Overnight Energy: EPA weighs tougher pollution rule for trucks | Zinke to visit California wildfire areas | EPA official indicted in Alabama
TRUMP EPA CONSIDERING POLLUTION LIMITS ON TRUCKS: The Trump administration is embarking on what could be its first new regulation to reduce air pollution levels.
The Environmental Protection Agency (EPA) kicked off its Cleaner Trucks Initiative Tuesday, under which officials will consider changes to the standard for nitrogen oxide (NOx) emissions from heavy-duty trucks.
The initiative is a sharp contrast to the EPA’s agenda under the Trump administration, which has been dominated by dozens of actions to roll back or eliminate pollution rules for power plants, cars, oil and gas drillers and more.
Acting EPA Administrator Andrew Wheeler said Tuesday that the initiative might lead to a reduction in the allowable NOx emissions level from truck engines, but it could also lead to other deregulatory actions to ease compliance for truck makers and trucking companies.
“This rulemaking will establish updated standards to address nitrogen oxide emissions from heavy-duty trucks. We will do this in a manner that improves air quality and protects public health without jeopardizing the historic economic growth we’re achieving under President Trump,” Wheeler said at EPA headquarters, flanked by a big truck and representatives of various industries and states involved in the effort.

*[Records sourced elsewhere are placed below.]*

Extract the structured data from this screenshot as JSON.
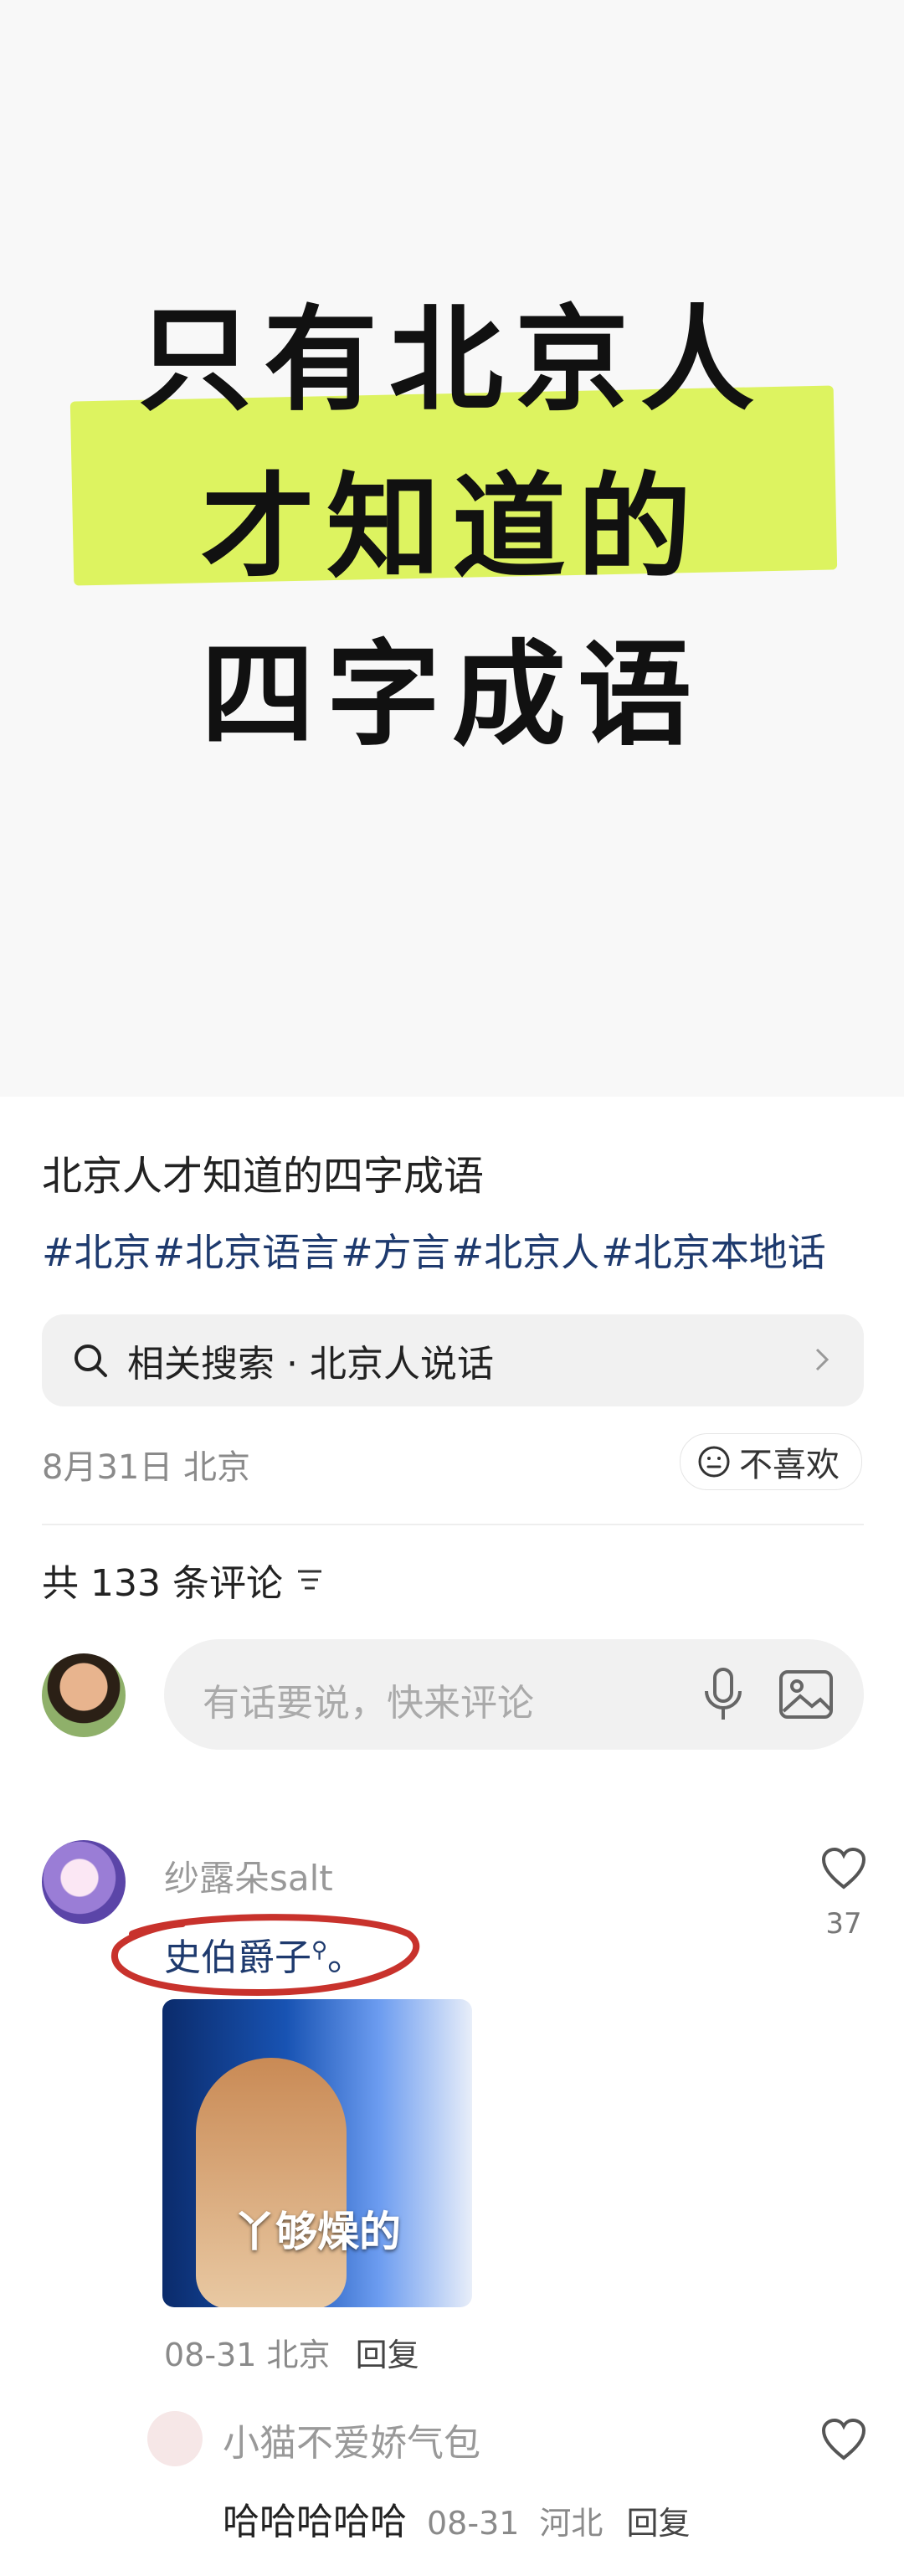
{
  "cover": {
    "line1": "只有北京人",
    "line2": "才知道的",
    "line3": "四字成语",
    "highlight_color": "#d9f24f"
  },
  "post": {
    "title": "北京人才知道的四字成语",
    "tags": [
      "#北京",
      "#北京语言",
      "#方言",
      "#北京人",
      "#北京本地话"
    ],
    "tag_color": "#1e3a6e",
    "related_search": "相关搜索 · 北京人说话",
    "date_location": "8月31日 北京",
    "dislike_label": "不喜欢"
  },
  "comments_header": {
    "count_label": "共 133 条评论"
  },
  "comment_input": {
    "placeholder": "有话要说，快来评论"
  },
  "comments": [
    {
      "user": "纱露朵salt",
      "text": "史伯爵子",
      "text_suffix": "。",
      "likes": "37",
      "meme_caption": "丫够燥的",
      "date": "08-31",
      "location": "北京",
      "reply_label": "回复",
      "annotation_color": "#c8322c"
    },
    {
      "user": "小猫不爱娇气包",
      "text": "哈哈哈哈哈",
      "date": "08-31",
      "location": "河北",
      "reply_label": "回复"
    }
  ]
}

“Part of this initiative will be to also cut unnecessary red tape, while simplifying certification and compliance requirements for heavy-duty trucks,” he added.
“For the past three decades, additional regulatory requirements have been added to on-highway heavy-duty vehicles in a piecemeal fashion. This has resulted in some overly complex and costly requirements that do little to actually improve the environment.”
Some of the deregulatory items might include changing annual testing requirements, allowing alternative technologies for compliance and changing the testing for emissions controls.
Nitrogen oxide is one of the pollutants that can create both ozone and particulate matter, two substances that are harmful to humans’ respiratory systems. The substances can damage lung tissue, cause asthma attacks and shorten lives.
Environmental groups are responding with cautious optimism:
“If EPA’s moving forward with a measure to clean up NOx emissions from trucks, that is a good thing and stands in contrast with all the other things that this administration has done with respect to rolling back and weakening air pollution protections from a wide array of sources,” said Paul Billings, senior vice president for advocacy at the American Lung Association.
“Any plan to reduce dangerous nitrogen oxides pollution from big diesel trucks must be able to achieve protective real-world results – without the type of cheating we saw during the Volkswagen scandal,” said EDF General Counsel Vickie Patton. “Any plan also must address both nitrogen oxides and climate-destabilizing pollution, and create incentives for deploying innovative clean technologies that address the array of harmful pollutants that threaten American lives.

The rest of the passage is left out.